Hello,
Product: DGX Station
OS: Ubuntu 16.04
NVIDIA-SMI 384.183
Driver Version: 384.183
CUDA Version: 9.0
I have been trying to get pytorch working with DGX station. After different attempts on pip,conda and nvidia docker. The issue seems to be boiling down to my DGX station is still on the same nvidia driver when it was purchased. I have been trying to update the drivers to 455 from the existing 384 so that I can get the latest CUDA which will then in turn help me run the latest pytorch version. I tried to update the driver by installing the latest compatible cuda for pytorch and this is how it went
I hit ctrl+alt+f1
sudo service lightdm stop
sudo stop nvidia-digits-server
sudo service docker stop
sudo service nvidia-docker stop
sudo rmmod nvidia-uvm
sudo sh cuda_11.1.0_455.23.05_linux.run
But the installation fails
cuda_installer.log:
[INFO]: Driver installation detected by command: apt list --installed | grep -e nvidia-driver-[0-9][0-9][0-9] -e nvidia-[0-9][0-9][0-9]
[INFO]: Cleaning up window
[INFO]: Complete
[INFO]: Checking compiler version…
[INFO]: gcc location: /usr/bin/gcc
[INFO]: gcc version: gcc version 5.4.0 20160609 (Ubuntu 5.4.0-6ubuntu1~16.04.12)
[INFO]: Initializing menu
[INFO]: Setup complete
[INFO]: Components to install:
[INFO]: Driver
[INFO]: 455.23.05
[INFO]: Executing NVIDIA-Linux-x86_64-455.23.05.run --ui=none --no-questions --accept-license --disable-nouveau --no-cc-version-check --install-libglvnd 2>&1
[INFO]: Finished with code: 256
[ERROR]: Install of driver component failed.
[ERROR]: Install of 455.23.05 failed, quitting
nvidia_installer.log:
nvidia-installer log file ‘/var/log/nvidia-installer.log’

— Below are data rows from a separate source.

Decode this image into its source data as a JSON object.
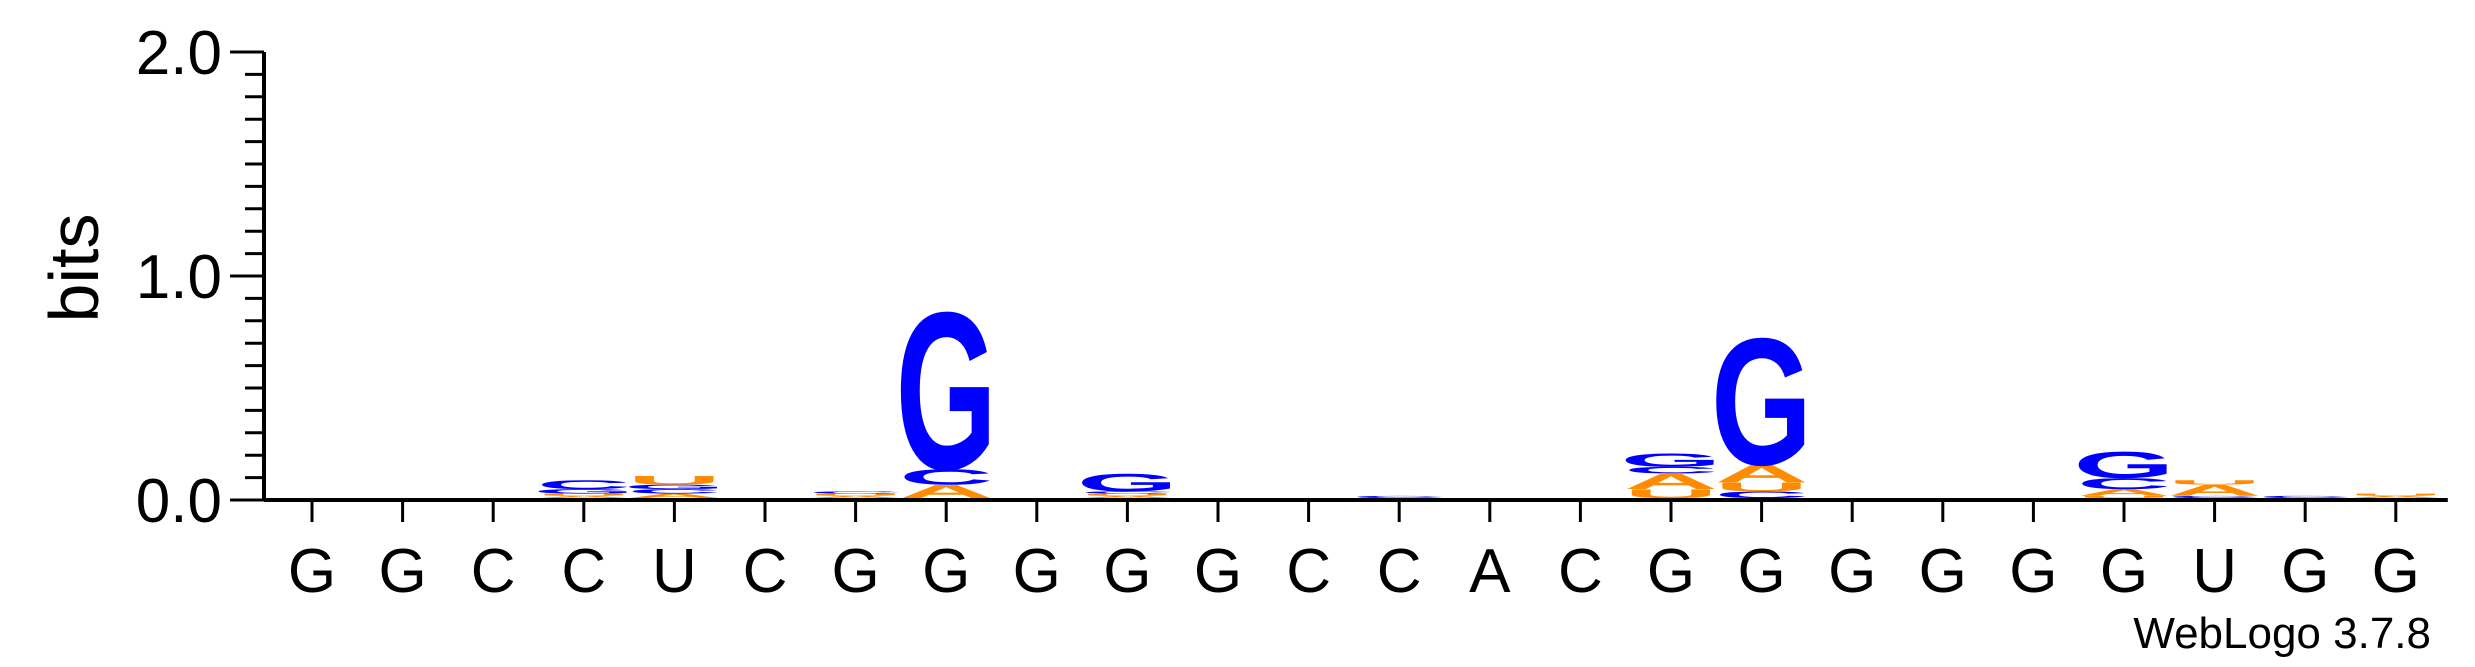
{
  "chart_data": {
    "type": "sequence-logo",
    "title": "",
    "xlabel": "",
    "ylabel": "bits",
    "ylim": [
      0,
      2.0
    ],
    "yticks": [
      "0.0",
      "1.0",
      "2.0"
    ],
    "positions": [
      "G",
      "G",
      "C",
      "C",
      "U",
      "C",
      "G",
      "G",
      "G",
      "G",
      "G",
      "C",
      "C",
      "A",
      "C",
      "G",
      "G",
      "G",
      "G",
      "G",
      "G",
      "U",
      "G",
      "G"
    ],
    "colors": {
      "A": "#ff8c00",
      "C": "#0000ff",
      "G": "#0000ff",
      "U": "#ff8c00"
    },
    "stacks": [
      [],
      [],
      [],
      [
        {
          "letter": "A",
          "height": 0.01
        },
        {
          "letter": "U",
          "height": 0.01
        },
        {
          "letter": "G",
          "height": 0.02
        },
        {
          "letter": "C",
          "height": 0.04
        }
      ],
      [
        {
          "letter": "A",
          "height": 0.02
        },
        {
          "letter": "C",
          "height": 0.02
        },
        {
          "letter": "G",
          "height": 0.02
        },
        {
          "letter": "U",
          "height": 0.04
        }
      ],
      [],
      [
        {
          "letter": "A",
          "height": 0.01
        },
        {
          "letter": "U",
          "height": 0.01
        },
        {
          "letter": "C",
          "height": 0.01
        }
      ],
      [
        {
          "letter": "A",
          "height": 0.06
        },
        {
          "letter": "C",
          "height": 0.07
        },
        {
          "letter": "G",
          "height": 0.72
        }
      ],
      [],
      [
        {
          "letter": "A",
          "height": 0.01
        },
        {
          "letter": "U",
          "height": 0.01
        },
        {
          "letter": "C",
          "height": 0.01
        },
        {
          "letter": "G",
          "height": 0.08
        }
      ],
      [],
      [],
      [
        {
          "letter": "C",
          "height": 0.01
        }
      ],
      [],
      [],
      [
        {
          "letter": "U",
          "height": 0.04
        },
        {
          "letter": "A",
          "height": 0.07
        },
        {
          "letter": "C",
          "height": 0.03
        },
        {
          "letter": "G",
          "height": 0.06
        }
      ],
      [
        {
          "letter": "C",
          "height": 0.03
        },
        {
          "letter": "U",
          "height": 0.04
        },
        {
          "letter": "A",
          "height": 0.08
        },
        {
          "letter": "G",
          "height": 0.58
        }
      ],
      [],
      [],
      [],
      [
        {
          "letter": "U",
          "height": 0.01
        },
        {
          "letter": "A",
          "height": 0.03
        },
        {
          "letter": "C",
          "height": 0.05
        },
        {
          "letter": "G",
          "height": 0.12
        }
      ],
      [
        {
          "letter": "C",
          "height": 0.01
        },
        {
          "letter": "A",
          "height": 0.05
        },
        {
          "letter": "U",
          "height": 0.02
        }
      ],
      [
        {
          "letter": "C",
          "height": 0.01
        }
      ],
      [
        {
          "letter": "A",
          "height": 0.01
        },
        {
          "letter": "U",
          "height": 0.01
        }
      ]
    ]
  },
  "footer": {
    "credit": "WebLogo 3.7.8"
  }
}
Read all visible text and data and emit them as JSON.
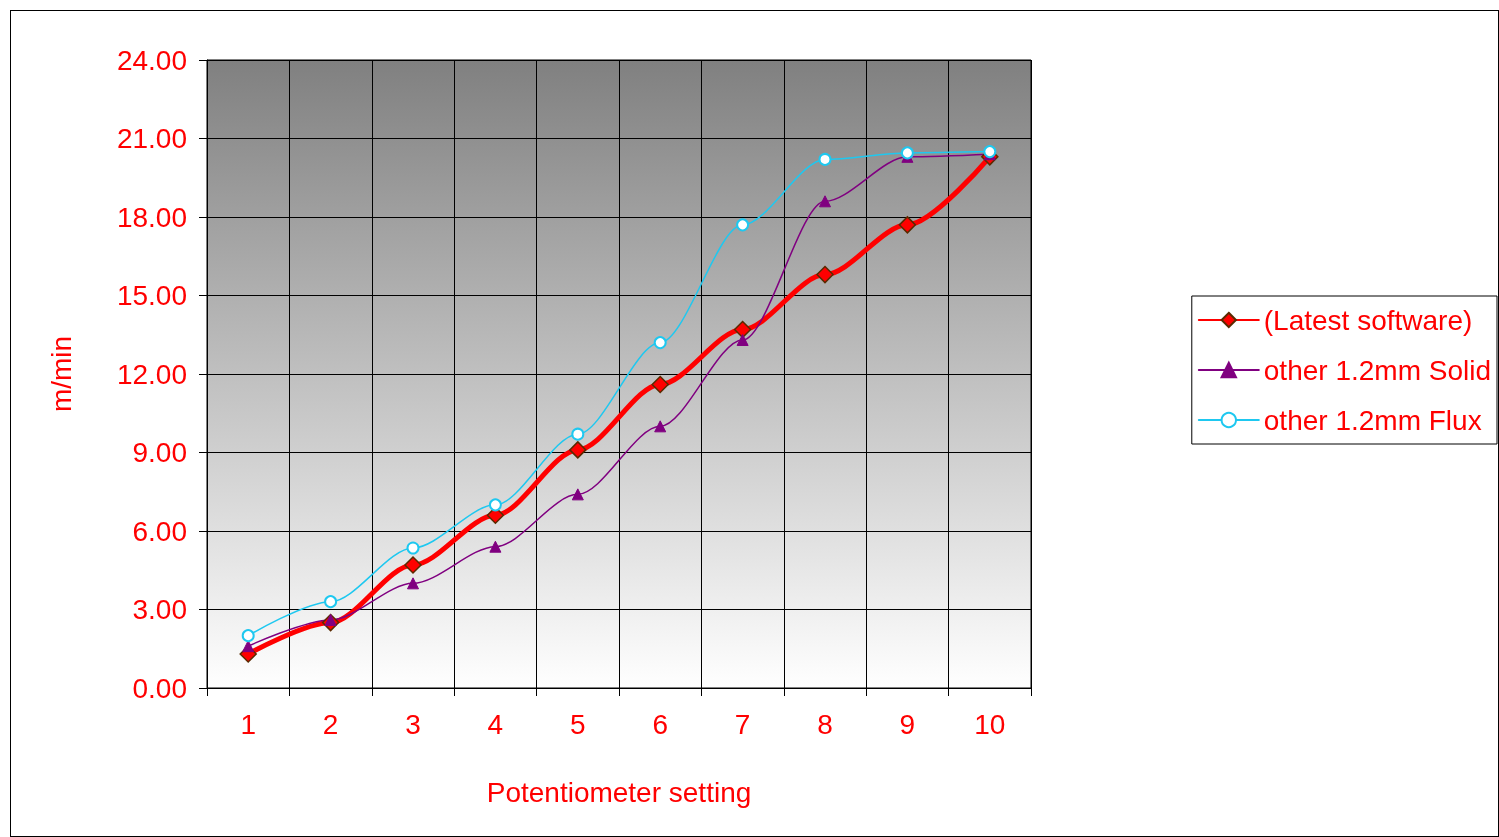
{
  "chart_data": {
    "type": "line",
    "xlabel": "Potentiometer setting",
    "ylabel": "m/min",
    "categories": [
      "1",
      "2",
      "3",
      "4",
      "5",
      "6",
      "7",
      "8",
      "9",
      "10"
    ],
    "series": [
      {
        "name": "(Latest software)",
        "color": "#ff0000",
        "marker": "diamond",
        "values": [
          1.3,
          2.5,
          4.7,
          6.6,
          9.1,
          11.6,
          13.7,
          15.8,
          17.7,
          20.3
        ]
      },
      {
        "name": "other 1.2mm Solid",
        "color": "#800080",
        "marker": "triangle",
        "values": [
          1.6,
          2.6,
          4.0,
          5.4,
          7.4,
          10.0,
          13.3,
          18.6,
          20.3,
          20.4
        ]
      },
      {
        "name": "other 1.2mm Flux",
        "color": "#1ec8f0",
        "marker": "circle",
        "values": [
          2.0,
          3.3,
          5.35,
          7.0,
          9.7,
          13.2,
          17.7,
          20.2,
          20.45,
          20.5
        ]
      }
    ],
    "ylim": [
      0,
      24
    ],
    "yticks": [
      {
        "value": 0,
        "label": "0.00"
      },
      {
        "value": 3,
        "label": "3.00"
      },
      {
        "value": 6,
        "label": "6.00"
      },
      {
        "value": 9,
        "label": "9.00"
      },
      {
        "value": 12,
        "label": "12.00"
      },
      {
        "value": 15,
        "label": "15.00"
      },
      {
        "value": 18,
        "label": "18.00"
      },
      {
        "value": 21,
        "label": "21.00"
      },
      {
        "value": 24,
        "label": "24.00"
      }
    ],
    "grid": true,
    "legend": "right"
  }
}
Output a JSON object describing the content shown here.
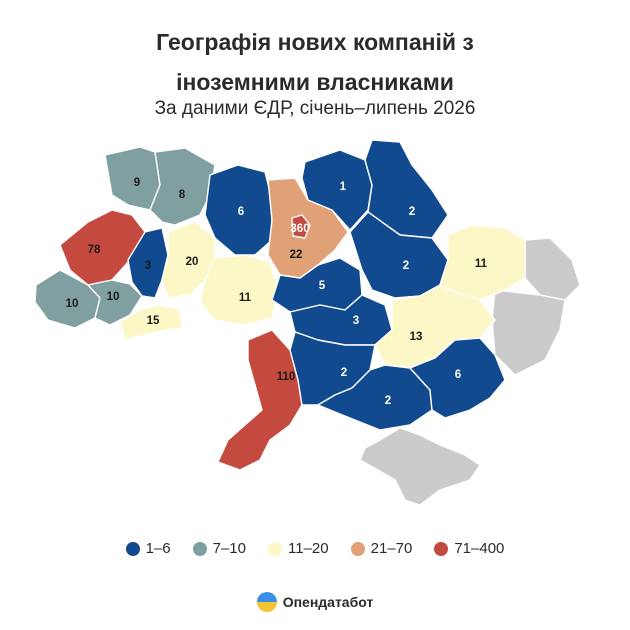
{
  "title_line1": "Географія нових компаній з",
  "title_line2": "іноземними власниками",
  "subtitle": "За даними ЄДР, січень–липень 2026",
  "legend": [
    {
      "label": "1–6",
      "color": "#124a8f"
    },
    {
      "label": "7–10",
      "color": "#7f9fa0"
    },
    {
      "label": "11–20",
      "color": "#fbf7c6"
    },
    {
      "label": "21–70",
      "color": "#e0a176"
    },
    {
      "label": "71–400",
      "color": "#c44a3f"
    }
  ],
  "no_data_color": "#cbcbcb",
  "region_values": {
    "volyn": "9",
    "rivne": "8",
    "zhytomyr": "6",
    "kyiv_oblast": "22",
    "kyiv_city": "360",
    "chernihiv": "1",
    "sumy": "2",
    "lviv": "78",
    "ternopil": "3",
    "khmelnytskyi": "20",
    "vinnytsia": "11",
    "cherkasy": "5",
    "poltava": "2",
    "kharkiv": "11",
    "zakarpattia": "10",
    "ivano_frankivsk": "10",
    "chernivtsi": "15",
    "kirovohrad": "3",
    "dnipropetrovsk": "13",
    "odesa": "110",
    "mykolaiv": "2",
    "kherson": "2",
    "zaporizhzhia": "6"
  },
  "brand": {
    "name": "Опендатабот",
    "icon": "opendatabot-logo-icon"
  }
}
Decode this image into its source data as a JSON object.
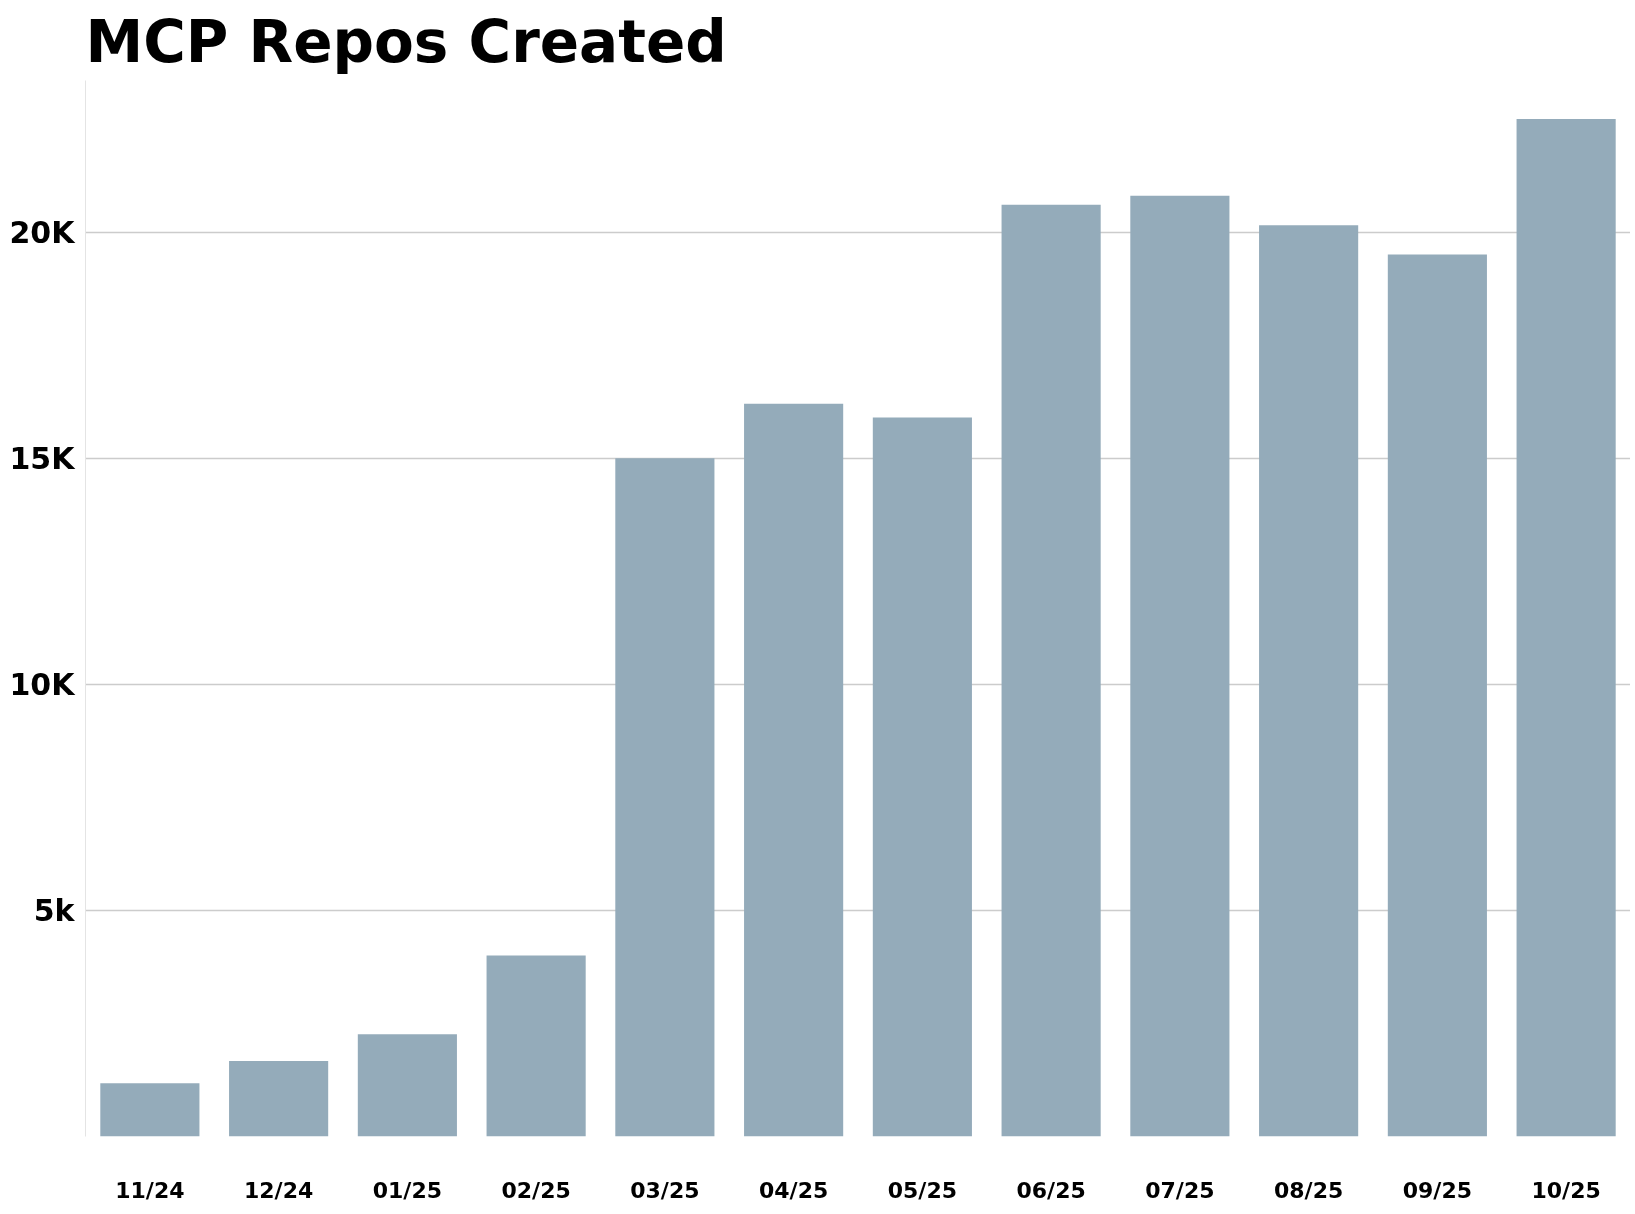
{
  "chart_data": {
    "type": "bar",
    "title": "MCP Repos Created",
    "categories": [
      "11/24",
      "12/24",
      "01/25",
      "02/25",
      "03/25",
      "04/25",
      "05/25",
      "06/25",
      "07/25",
      "08/25",
      "09/25",
      "10/25"
    ],
    "values": [
      1180,
      1670,
      2260,
      4000,
      15000,
      16200,
      15900,
      20600,
      20800,
      20150,
      19500,
      22500
    ],
    "color": "#94abba",
    "ylim": [
      0,
      23350
    ],
    "yticks": [
      {
        "value": 5000,
        "label": "5k"
      },
      {
        "value": 10000,
        "label": "10K"
      },
      {
        "value": 15000,
        "label": "15K"
      },
      {
        "value": 20000,
        "label": "20K"
      }
    ],
    "grid": "y"
  }
}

creation time: Tue Mar 23 18:12:58 2021
installer version: 455.23.05
PATH: /usr/local/sbin:/usr/local/bin:/usr/sbin:/usr/bin:/sbin:/bin:/snap/bin
nvidia-installer command line:
./nvidia-installer
–ui=none
–no-questions
–accept-license
–disable-nouveau
–no-cc-version-check
–install-libglvnd
Using built-in stream user interface
→ Detected 40 CPUs online; setting concurrency level to 32.
ERROR: An NVIDIA kernel module ‘nvidia-uvm’ appears to already be loaded in your kernel. This may be because it is in use (for example, by an X server, a CUDA program, or the NVIDIA Persistence Daemon), but this may also happen if your kernel was configured without support for module unloading. Please be sure to exit any programs that may be using the GPU(s) before attempting to upgrade your driver. If no GPU-based programs are running, you know that your kernel supports module unloading, and you still receive this message, then an error may have occured that has corrupted an NVIDIA kernel module’s usage count, for which the simplest remedy is to reboot your computer.
ERROR: Installation has failed. Please see the file ‘/var/log/nvidia-installer.log’ for details. You may find suggestions on fixing installation problems in the README available on the Linux driver download page at www.nvidia.com.
Does anyone know how I can update the drivers without errors for DGX station( V100 GPU version)?